Наблюдение подтвердило график вывоза денег из заведения. Это происходило раз в неделю, по пятницам, вечером, примерно после двух часов ночи.

    Исполком принял решение, и в ночь с четверга на пятницу, после завершения игорной сессии, когда большая часть персонала казино отбыла домой, операция началась. К операции Альваро привлёк, конечно же, уже испытанных комбатантов. Но были и новички. Нет, скорее не новички, а просто бойцы из других команд и специалисты в необходимых для операции областях: кто-то по связи, кто-то по замкам, кто-то – просто артистичен был, что тоже немаловажно…

                ***
    Около двадцати двух часов на общественную автостоянку перед казино подкатил дорогой «Кадилак» и из него с сигарами в зубах, в шикарных костюмах, вальяжно вышли трое импозантных мужчин и красивая женщина, одетая в не менее красивое и дорогое, чем костюмы мужчин, платье. Это были Альваро, Арроганте,  Фоксист  и Сонриса.
«Автогений» (помните, Мишель Рассер – француз по национальности?) оставаясь за рулём, махнул двумя пальцами под козырёк униформенной фуражки охраннику, показавшему, куда поставить машину и  та, повинуясь мастеру, плавно вписалась в очерченные на асфальте габариты автопарковки.
   Швейцар расторопно распахнул перед улыбчивыми посетителями казино дверь и раскланялся, как учтивый азиат. Высоченный Арроганте ввёл в вестибюль казино великолепную Сонрису. Галантно, под руку. Он что-то говорил ей на ушко, и она негромко посмеивалась.

- Эй, приятель! – обратился Фоксист к швейцару, - мы у вас раньше не бывали, потому подскажи-ка, дружище, где тут у вас туалетные комнаты? А то перед долгими игрищами – сам понимаешь…

- Cеньоры, вам нужно спуститься вниз, вот по этой мраморной лестнице. Вы увидите дверь в служебный коридор. А там – в самом его конце…В общем, там вам подскажут – есть кому.

- Ага…Спасибо, дружище!- и Фоксист сунул швейцару  десятидолларовую  купюру.

- Благодарю вас, сеньор! – расшаркиваясь, как артист, проверещал швейцар, - благодарю!

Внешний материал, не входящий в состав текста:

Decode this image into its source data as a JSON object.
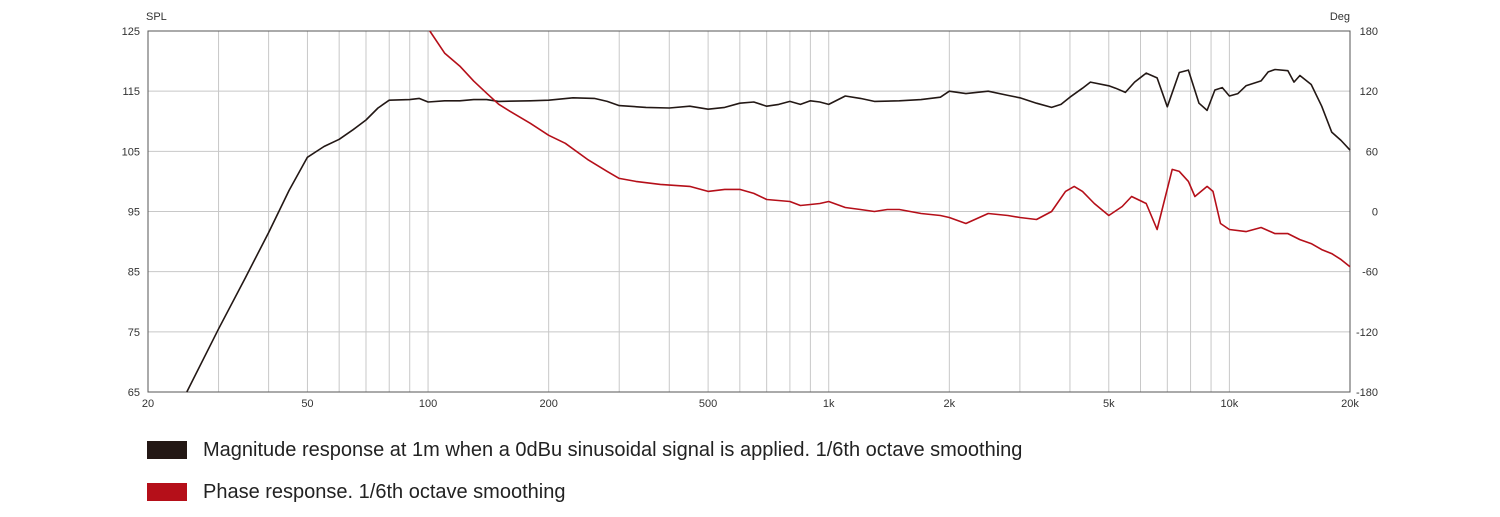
{
  "chart_data": {
    "type": "line",
    "x_scale": "log",
    "xlim": [
      20,
      20000
    ],
    "x_ticks": [
      20,
      50,
      100,
      200,
      500,
      1000,
      2000,
      5000,
      10000,
      20000
    ],
    "x_tick_labels": [
      "20",
      "50",
      "100",
      "200",
      "500",
      "1k",
      "2k",
      "5k",
      "10k",
      "20k"
    ],
    "y_left_label": "SPL",
    "y_left_lim": [
      65,
      125
    ],
    "y_left_ticks": [
      "65",
      "75",
      "85",
      "95",
      "105",
      "115",
      "125"
    ],
    "y_right_label": "Deg",
    "y_right_lim": [
      -180,
      180
    ],
    "y_right_ticks": [
      "-180",
      "-120",
      "-60",
      "0",
      "60",
      "120",
      "180"
    ],
    "grid": true,
    "legend_placement": "bottom",
    "series": [
      {
        "name": "Magnitude response at 1m when a 0dBu sinusoidal signal is applied. 1/6th octave smoothing",
        "axis": "left",
        "color": "#231815",
        "points": [
          [
            25,
            65
          ],
          [
            30,
            75.5
          ],
          [
            35,
            84
          ],
          [
            40,
            91.5
          ],
          [
            45,
            98.5
          ],
          [
            50,
            104
          ],
          [
            55,
            105.8
          ],
          [
            60,
            107
          ],
          [
            65,
            108.6
          ],
          [
            70,
            110.2
          ],
          [
            75,
            112.2
          ],
          [
            80,
            113.5
          ],
          [
            90,
            113.6
          ],
          [
            95,
            113.8
          ],
          [
            100,
            113.2
          ],
          [
            110,
            113.4
          ],
          [
            120,
            113.4
          ],
          [
            130,
            113.6
          ],
          [
            140,
            113.6
          ],
          [
            150,
            113.3
          ],
          [
            180,
            113.4
          ],
          [
            200,
            113.5
          ],
          [
            230,
            113.9
          ],
          [
            260,
            113.8
          ],
          [
            280,
            113.3
          ],
          [
            300,
            112.6
          ],
          [
            350,
            112.3
          ],
          [
            400,
            112.2
          ],
          [
            450,
            112.5
          ],
          [
            500,
            112.0
          ],
          [
            550,
            112.3
          ],
          [
            600,
            113.0
          ],
          [
            650,
            113.2
          ],
          [
            700,
            112.5
          ],
          [
            750,
            112.8
          ],
          [
            800,
            113.3
          ],
          [
            850,
            112.8
          ],
          [
            900,
            113.4
          ],
          [
            950,
            113.2
          ],
          [
            1000,
            112.8
          ],
          [
            1100,
            114.2
          ],
          [
            1200,
            113.8
          ],
          [
            1300,
            113.3
          ],
          [
            1500,
            113.4
          ],
          [
            1700,
            113.6
          ],
          [
            1900,
            114.0
          ],
          [
            2000,
            115.0
          ],
          [
            2200,
            114.6
          ],
          [
            2500,
            115.0
          ],
          [
            2800,
            114.3
          ],
          [
            3000,
            113.9
          ],
          [
            3300,
            113.0
          ],
          [
            3600,
            112.3
          ],
          [
            3800,
            112.8
          ],
          [
            4000,
            114.0
          ],
          [
            4300,
            115.5
          ],
          [
            4500,
            116.5
          ],
          [
            5000,
            115.9
          ],
          [
            5200,
            115.5
          ],
          [
            5500,
            114.8
          ],
          [
            5800,
            116.5
          ],
          [
            6200,
            118.0
          ],
          [
            6600,
            117.2
          ],
          [
            7000,
            112.4
          ],
          [
            7500,
            118.1
          ],
          [
            7900,
            118.5
          ],
          [
            8400,
            113.0
          ],
          [
            8800,
            111.8
          ],
          [
            9200,
            115.2
          ],
          [
            9600,
            115.6
          ],
          [
            10000,
            114.2
          ],
          [
            10500,
            114.6
          ],
          [
            11000,
            115.9
          ],
          [
            12000,
            116.7
          ],
          [
            12500,
            118.2
          ],
          [
            13000,
            118.6
          ],
          [
            14000,
            118.4
          ],
          [
            14500,
            116.5
          ],
          [
            15000,
            117.6
          ],
          [
            16000,
            116.1
          ],
          [
            17000,
            112.5
          ],
          [
            18000,
            108.2
          ],
          [
            19000,
            106.8
          ],
          [
            20000,
            105.2
          ]
        ]
      },
      {
        "name": "Phase response. 1/6th octave smoothing",
        "axis": "right",
        "color": "#b50f19",
        "points": [
          [
            101,
            180
          ],
          [
            110,
            158
          ],
          [
            120,
            145
          ],
          [
            130,
            130
          ],
          [
            140,
            118
          ],
          [
            150,
            107
          ],
          [
            160,
            100
          ],
          [
            180,
            88
          ],
          [
            200,
            76
          ],
          [
            220,
            68
          ],
          [
            250,
            52
          ],
          [
            280,
            40
          ],
          [
            300,
            33
          ],
          [
            330,
            30
          ],
          [
            380,
            27
          ],
          [
            450,
            25
          ],
          [
            500,
            20
          ],
          [
            550,
            22
          ],
          [
            600,
            22
          ],
          [
            650,
            18
          ],
          [
            700,
            12
          ],
          [
            800,
            10
          ],
          [
            850,
            6
          ],
          [
            900,
            7
          ],
          [
            950,
            8
          ],
          [
            1000,
            10
          ],
          [
            1100,
            4
          ],
          [
            1200,
            2
          ],
          [
            1300,
            0
          ],
          [
            1400,
            2
          ],
          [
            1500,
            2
          ],
          [
            1700,
            -2
          ],
          [
            1900,
            -4
          ],
          [
            2000,
            -6
          ],
          [
            2200,
            -12
          ],
          [
            2500,
            -2
          ],
          [
            2800,
            -4
          ],
          [
            3000,
            -6
          ],
          [
            3300,
            -8
          ],
          [
            3600,
            0
          ],
          [
            3900,
            20
          ],
          [
            4100,
            25
          ],
          [
            4300,
            20
          ],
          [
            4600,
            8
          ],
          [
            5000,
            -4
          ],
          [
            5400,
            5
          ],
          [
            5700,
            15
          ],
          [
            6200,
            8
          ],
          [
            6600,
            -18
          ],
          [
            7200,
            42
          ],
          [
            7500,
            40
          ],
          [
            7900,
            30
          ],
          [
            8200,
            15
          ],
          [
            8800,
            25
          ],
          [
            9100,
            20
          ],
          [
            9500,
            -12
          ],
          [
            10000,
            -18
          ],
          [
            11000,
            -20
          ],
          [
            12000,
            -16
          ],
          [
            13000,
            -22
          ],
          [
            14000,
            -22
          ],
          [
            15000,
            -28
          ],
          [
            16000,
            -32
          ],
          [
            17000,
            -38
          ],
          [
            18000,
            -42
          ],
          [
            19000,
            -48
          ],
          [
            20000,
            -55
          ]
        ]
      }
    ]
  }
}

   Фоксист и Сонриса спустились вниз, а Альваро и Арроганте прошли через пустующий вестибюль в игровой зал…
                ***
   Ноло, Туссо,  Торнилло, Фикхтер  и  Паола, одетые в рабочие комбинезоны и чёрные шапочки,  находились в скверике, примыкающем к зданию казино. Они приехали сюда за полтора часа до начала операции на грузовом «Форде» с кунгом. Под видом служащих водо-канализационой компании они уже суетились возле  открытого канализационного люка.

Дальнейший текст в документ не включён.